My rating: 3 of 5 stars
Read for book club (although, again, I didn’t make the meeting), and also because I’m a fan. Unfortunately, this summoned up less enthusiasm in me than anything I’ve read from Miéville recently. (I’d been really, really hoping that this would be set in the same world as ‘This Census-Taker,’ but alas, it is unrelated.)
The concept is clever – perhaps a bit too ‘cute’ – but I didn’t feel that the story and characters lived up to it. It seemed that the idea came first, not a burning need to illustrate this particular story or a desire to bring these characters to life. The idea is that in WWII Paris, a devastating “S-Blast” occurred which changed everything, apocalyptically.

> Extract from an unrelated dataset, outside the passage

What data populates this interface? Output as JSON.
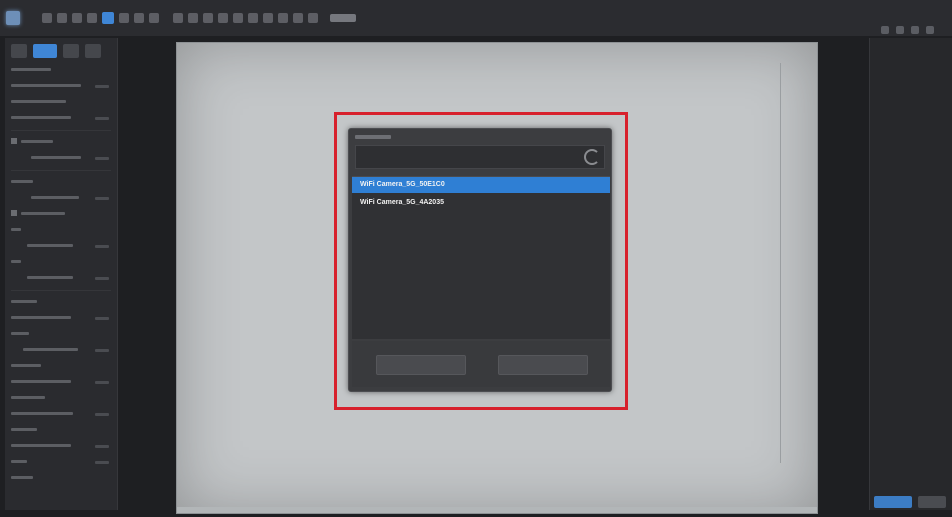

The “S” in “S-Blast” stands for Surrealism, and what the event did was the bring all manner of creatures and concepts previously seen only in the artwork of creators from that school, to life. So Paris is teeming and crawling with bizarre and grotesque manifestations (“manifs.”)
The narrative cuts between past and present:
In the past (1941) we gradually discover what events led up to the S-Blast, as we follow an engineer and anti-Nazi activist with an interest in the occult, as he tries to angle an introduction to what he has heard is a remarkable and subversive group of artists.
In the present (1950) a resistance fight in occupied Paris meets a bold photographer who claims that she is documenting the manifs in this war zone for a book of photojournalism. But is that goal all – or even part of – her true agenda?
If you’re a big fan of the surrealist art movement, it will likely tickle you to see familiar artworks brought to ‘life’ through the pages of this novella. But the plot didn’t quite live up to my (admittedly high) expectations. My favorite part was actually the afterword/framing device at the end, which for some reason, I just loved.